Both Paleo and vegetarian proponents admonish dairy. Many people are intolerant to dairy for a variety of reasons. They may have lactose intolerance, which is a deficiency in the enzyme lactase, which leads to gas, bloating and diarrhea. Others may react by creating antibodies to the various proteins in dairy, including whey and casein. There are various mechanisms which underlie food intolerances. Excessive dairy can contribute to allergic rhinitis, asthma, obesity, diabetes and may actually increase the risk of osteoporosis. I would limit dairy, if you have any at all, to occasional fermented products such as quality cheese and yogurt.
This Seems Awfully Expensive!
Eating a “clean diet” with organic fruits and vegetables, grass fed beef, free range chicken, and wild fish is going to be more expensive. Realize that the average American wastes about 25-30% of their food budget. It’s like throwing money down the drain. Through proper grocery shopping, meal planning, food storage and repurposing of leftovers, these costs can be greatly decreased.

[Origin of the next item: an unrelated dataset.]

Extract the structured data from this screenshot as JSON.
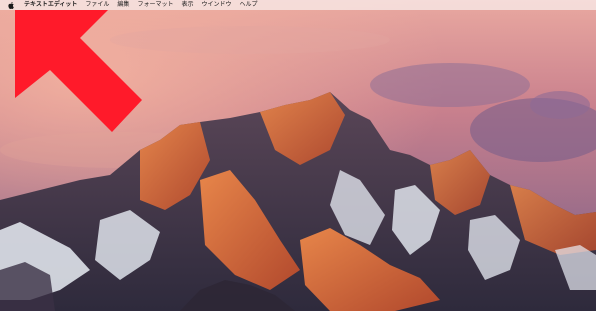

As a culture, we need to get back to meal preparation and cooking at home. We can save a lot of money by not eating so often in restaurants and fast food establishments. We can reconnect our families through the social interaction of cooking and enjoying meals together. Cooking and meal preparation is becoming a lost art. It is really simple once you understand the basics, which starts with nutrient dense whole foods.
The food costs associated with eating a healthier diet pale in comparison to the increasing healthcare costs associated with poor dietary habits.